The purpose of the Fageol Motors Co. factory, built in 1917, was to build tractors, cars, buses, and trucks, and the stories behind the Fageol trucks, buses, and cars are as interesting as those of the tractors.

Fageol cars, called the 'Fageol Automobile Deluxe,' were one of the most expensive cars ever built, with a 1920 price tag of $12,000.

The Fageol brothers, Frank and William, wanted their cars to be the finest and most exclusive passenger cars ever made. The first one was exhibited in January 1917 at the Foreign Car Salon in Chicago, eliciting phenomenal interest and international publicity. Subsequent introductions in New York and San Francisco met with similar success.

In its June 1917 edition, Pacific Service Magazine reported: 'The company builds the Fageol Car equipped with the famous Hall-Scott 125-horsepower military hydro aeroplane engines. This car can be started from dead stop, reach a speed of 25 miles and stopped all within 40 feet. It is elegantly equipped and sells for $12,000. The Chevrolet factory, nearby, sent a floral tribute with the words, 'From the lowest to the highest price car.''

The Fageois used a 135- to 145-inch wheelbase, and the engine had six cylinders. Fageol patented a hood design of rear-facing fin louvers positioned atop the hood to help with cooling, although the louvers turned out to be mostly for looks. (Some of the tractors even had 'blind' louvers, which didn't help with cooling at all.)

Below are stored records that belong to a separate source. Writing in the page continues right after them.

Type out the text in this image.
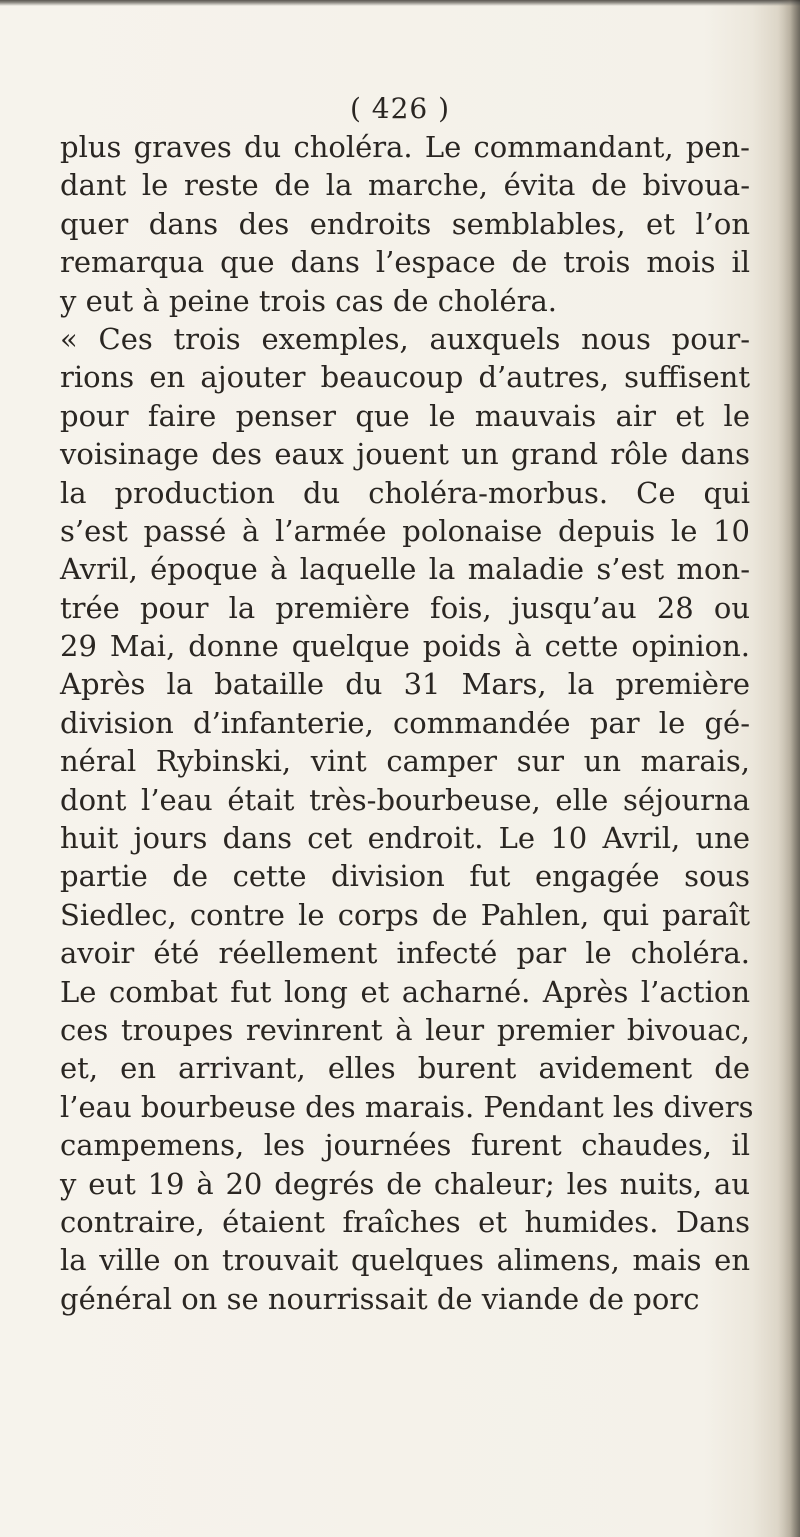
( 426 )
plus graves du choléra. Le commandant, pen-
dant le reste de la marche, évita de bivoua-
quer dans des endroits semblables, et l’on
remarqua que dans l’espace de trois mois il
y eut à peine trois cas de choléra.
« Ces trois exemples, auxquels nous pour-
rions en ajouter beaucoup d’autres, suffisent
pour faire penser que le mauvais air et le
voisinage des eaux jouent un grand rôle dans
la production du choléra-morbus. Ce qui
s’est passé à l’armée polonaise depuis le 10
Avril, époque à laquelle la maladie s’est mon-
trée pour la première fois, jusqu’au 28 ou
29 Mai, donne quelque poids à cette opinion.
Après la bataille du 31 Mars, la première
division d’infanterie, commandée par le gé-
néral Rybinski, vint camper sur un marais,
dont l’eau était très-bourbeuse, elle séjourna
huit jours dans cet endroit. Le 10 Avril, une
partie de cette division fut engagée sous
Siedlec, contre le corps de Pahlen, qui paraît
avoir été réellement infecté par le choléra.
Le combat fut long et acharné. Après l’action
ces troupes revinrent à leur premier bivouac,
et, en arrivant, elles burent avidement de
l’eau bourbeuse des marais. Pendant les divers
campemens, les journées furent chaudes, il
y eut 19 à 20 degrés de chaleur; les nuits, au
contraire, étaient fraîches et humides. Dans
la ville on trouvait quelques alimens, mais en
général on se nourrissait de viande de porc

Unfortunately, the United States' entry into World War I stopped the production of Fageol automobiles after only three cars were built. A car of such luxury would have been a wartime folly, and additionally, the two men most instrumental in the car's design were conscripted by the U.S. government to design military vehicles. They were E.J. Hall, a noted engine designer who had made a car called the Comet 10 years earlier, and Col. J.C. Wallace, formerly Packard's chief mechanical engineer. Together in the service, the two men designed the Liberty airplane engine.